CI Task Force meeting 3

miri64 · 23 February 2021 15:52

The CI task force is planning another meeting. @ci-task-force please indicate your availability in this poll:

2021-03-01T09:00:00Z
2021-03-01T11:00:00Z
2021-03-01T13:00:00Z
2021-03-01T15:00:00Z
2021-03-01T17:00:00Z
2021-03-02T09:00:00Z
2021-03-02T11:00:00Z
2021-03-02T13:00:00Z
2021-03-02T15:00:00Z
2021-03-02T17:00:00Z
2021-03-03T09:00:00Z
2021-03-03T11:00:00Z
2021-03-03T13:00:00Z
2021-03-03T15:00:00Z
2021-03-03T17:00:00Z
2021-03-04T09:00:00Z
2021-03-04T11:00:00Z
2021-03-04T13:00:00Z
2021-03-04T15:00:00Z
2021-03-04T17:00:00Z

0 voters

Kaspar · 24 February 2021 12:57

Preliminary agenda.

Kaspar · 1 March 2021 08:44

So the meeting is today 10am CET. Let’s meet here: https://meet.jit.si/riot-ci

miri64 · 3 March 2021 08:33

Here are the notes of the meeting

RIOT CI meeting 3/2021

time & date: 01/03/21 10am CET

Agenda

document infra, maintainers, reduce bus factors
consider using bors
cancel PR builds early. currently set to 500 builds. reduce to e.g., 20?
split multi dwq inctances, e.g., “riotbuild” into “riotbuild0” … “riotbuild7”
“final” location of these markdown documents?
Building a subset
riotdocker for Pi fleet?

consider using bors

context:
- main advantages:
  - if there are queued PRs, at build start, all queued PRs will be tested together. If that build fails, bors does some smart bisecting (build one half, …). The still failing PR’s get notified, the passing ones merged. => potential huge reduction in queue times.
  - all PR’s are always tested either together or in series => avoids semantic incompatibilites (e.g., individual PRs passing but combination breaks things)
- downsides:
  - some CI config necessary
  - PR’s get closed by bors after merge (don’t show as “merged” anymore)
  - PR’s don’t get distinct merge commit anymore (there’s one per batch saying “merging #123, #236, #252”)
  - maybe a blocker: batched builds cannot compare code size / any differences between just master and a single PR
- proposal:
  - configure usual CI workflow to build/test only a subset (like, one per architecture)
  - optionally build all (set via CI: tag)
  - configure bors to require that build to have succeeded, in addition to the other static test results
  - use bors to do final full compile test & merge

feature requests

From matrix channel:

Kaspar
I think that "-- skipping test due to positive cache hit" should be parsed out and shown in the final result. even better would be to have the previous results still available so they can be linked.
Marian
+1 for linking positive test result

So essentially, a) saving intermediate PR results, is that feasible? b) show skipped tests in total output c) either link those skipped test results to a) or store somewhere else

Notes

Attendees

Kevin
Martine
Leandro
Koen
Cenk
Francisco
Kaspar

document infra, maintainers, reduce bus factors

Put names and where to get info
Forum would not be the first place to look
Documentation is not prominent
At some point we should make a PR to the RIOT repo
Mostly links to murdock, github actions, hil jenkins
Human action for restarting workers
Part of the infra, there should be at least 2 names
Sort out the names of who is responsible for what
Use a tree (murdock, github actions, hil jenkins), include infra (KS)
ICC needs a HAW account
From murdock, we should document so anyone can shutdown a node that may cause failing
Web interface for control murdock (someone other than KS should implement it)?

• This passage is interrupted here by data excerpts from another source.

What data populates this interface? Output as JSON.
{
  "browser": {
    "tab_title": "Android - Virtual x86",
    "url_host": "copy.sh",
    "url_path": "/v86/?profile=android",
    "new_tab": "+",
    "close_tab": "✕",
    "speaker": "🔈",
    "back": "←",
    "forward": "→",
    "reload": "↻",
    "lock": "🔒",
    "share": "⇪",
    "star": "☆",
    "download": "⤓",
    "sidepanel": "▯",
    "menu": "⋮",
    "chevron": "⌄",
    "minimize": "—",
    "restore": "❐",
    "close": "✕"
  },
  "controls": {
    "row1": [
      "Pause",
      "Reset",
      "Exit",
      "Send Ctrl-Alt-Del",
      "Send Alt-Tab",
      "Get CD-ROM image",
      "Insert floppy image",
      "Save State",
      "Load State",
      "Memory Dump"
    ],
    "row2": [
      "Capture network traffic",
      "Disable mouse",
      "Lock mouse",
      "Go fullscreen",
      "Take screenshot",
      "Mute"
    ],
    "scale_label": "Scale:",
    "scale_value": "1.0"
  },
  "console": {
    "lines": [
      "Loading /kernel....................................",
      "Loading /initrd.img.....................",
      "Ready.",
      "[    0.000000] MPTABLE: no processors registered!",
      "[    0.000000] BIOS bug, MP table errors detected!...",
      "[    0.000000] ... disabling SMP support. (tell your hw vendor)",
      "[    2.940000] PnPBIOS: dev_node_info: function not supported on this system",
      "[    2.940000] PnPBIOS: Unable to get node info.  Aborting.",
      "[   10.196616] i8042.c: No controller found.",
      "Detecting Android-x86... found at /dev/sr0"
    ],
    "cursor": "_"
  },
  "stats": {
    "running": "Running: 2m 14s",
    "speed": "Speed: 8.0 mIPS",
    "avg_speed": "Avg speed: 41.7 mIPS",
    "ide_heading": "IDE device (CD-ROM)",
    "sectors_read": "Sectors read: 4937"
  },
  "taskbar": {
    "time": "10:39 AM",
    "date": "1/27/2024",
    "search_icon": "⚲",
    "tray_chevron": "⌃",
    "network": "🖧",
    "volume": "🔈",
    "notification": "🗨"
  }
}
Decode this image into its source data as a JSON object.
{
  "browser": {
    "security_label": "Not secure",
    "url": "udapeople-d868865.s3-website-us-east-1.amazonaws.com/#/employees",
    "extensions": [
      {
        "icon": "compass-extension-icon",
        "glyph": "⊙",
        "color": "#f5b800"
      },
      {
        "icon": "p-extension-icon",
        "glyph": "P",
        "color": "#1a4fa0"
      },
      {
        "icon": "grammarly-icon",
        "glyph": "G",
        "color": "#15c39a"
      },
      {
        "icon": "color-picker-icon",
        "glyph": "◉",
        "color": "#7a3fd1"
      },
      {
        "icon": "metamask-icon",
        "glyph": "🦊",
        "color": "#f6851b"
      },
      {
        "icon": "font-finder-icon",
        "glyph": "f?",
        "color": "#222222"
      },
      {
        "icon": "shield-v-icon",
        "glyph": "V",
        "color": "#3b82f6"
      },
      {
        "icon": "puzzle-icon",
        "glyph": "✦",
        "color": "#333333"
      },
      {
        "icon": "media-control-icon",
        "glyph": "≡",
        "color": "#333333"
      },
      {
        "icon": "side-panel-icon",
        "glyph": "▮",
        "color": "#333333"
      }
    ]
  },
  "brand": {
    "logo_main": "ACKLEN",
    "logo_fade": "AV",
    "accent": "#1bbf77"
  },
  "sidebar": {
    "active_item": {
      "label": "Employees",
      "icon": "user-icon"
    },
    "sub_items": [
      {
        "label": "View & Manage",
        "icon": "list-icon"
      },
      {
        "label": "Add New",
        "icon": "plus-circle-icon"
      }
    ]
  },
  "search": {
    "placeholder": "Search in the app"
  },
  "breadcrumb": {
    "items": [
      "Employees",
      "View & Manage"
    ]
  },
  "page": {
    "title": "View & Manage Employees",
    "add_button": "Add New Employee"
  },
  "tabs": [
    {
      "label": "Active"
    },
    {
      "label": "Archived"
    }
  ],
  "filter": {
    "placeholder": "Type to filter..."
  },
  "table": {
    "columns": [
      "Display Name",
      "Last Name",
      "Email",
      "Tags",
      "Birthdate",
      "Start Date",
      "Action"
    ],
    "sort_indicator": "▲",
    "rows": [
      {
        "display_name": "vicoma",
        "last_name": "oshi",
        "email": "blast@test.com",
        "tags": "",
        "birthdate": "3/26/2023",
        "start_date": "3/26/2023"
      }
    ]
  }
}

=> RIOT CI Infrastructure Overview

consider using bors

Rust build slow and lots of stuff -> Use bors to solve
Question: How does bors work when a PR happens during a build
- It adds to the next queue
Make regular workflow a subset of tests/boards
git history would not be as nice as the merge commit (we should run it by the community)
Sometimes we get sematic changes but it is not the end of the world
Start using it with riot-docker repo
Open it up to the community via forum
Closing vs merge complicates github stats

cancel PR builds early. currently set to 500 builds. reduce to e.g., 20

If failing usually you only look at the first few
we still need to understand if it is one board or one test that is the reason to fail
ACK (maybe check the ui)

split multi dwq inctances, e.g., “riotbuild” into “riotbuild0” … “riotbuild7”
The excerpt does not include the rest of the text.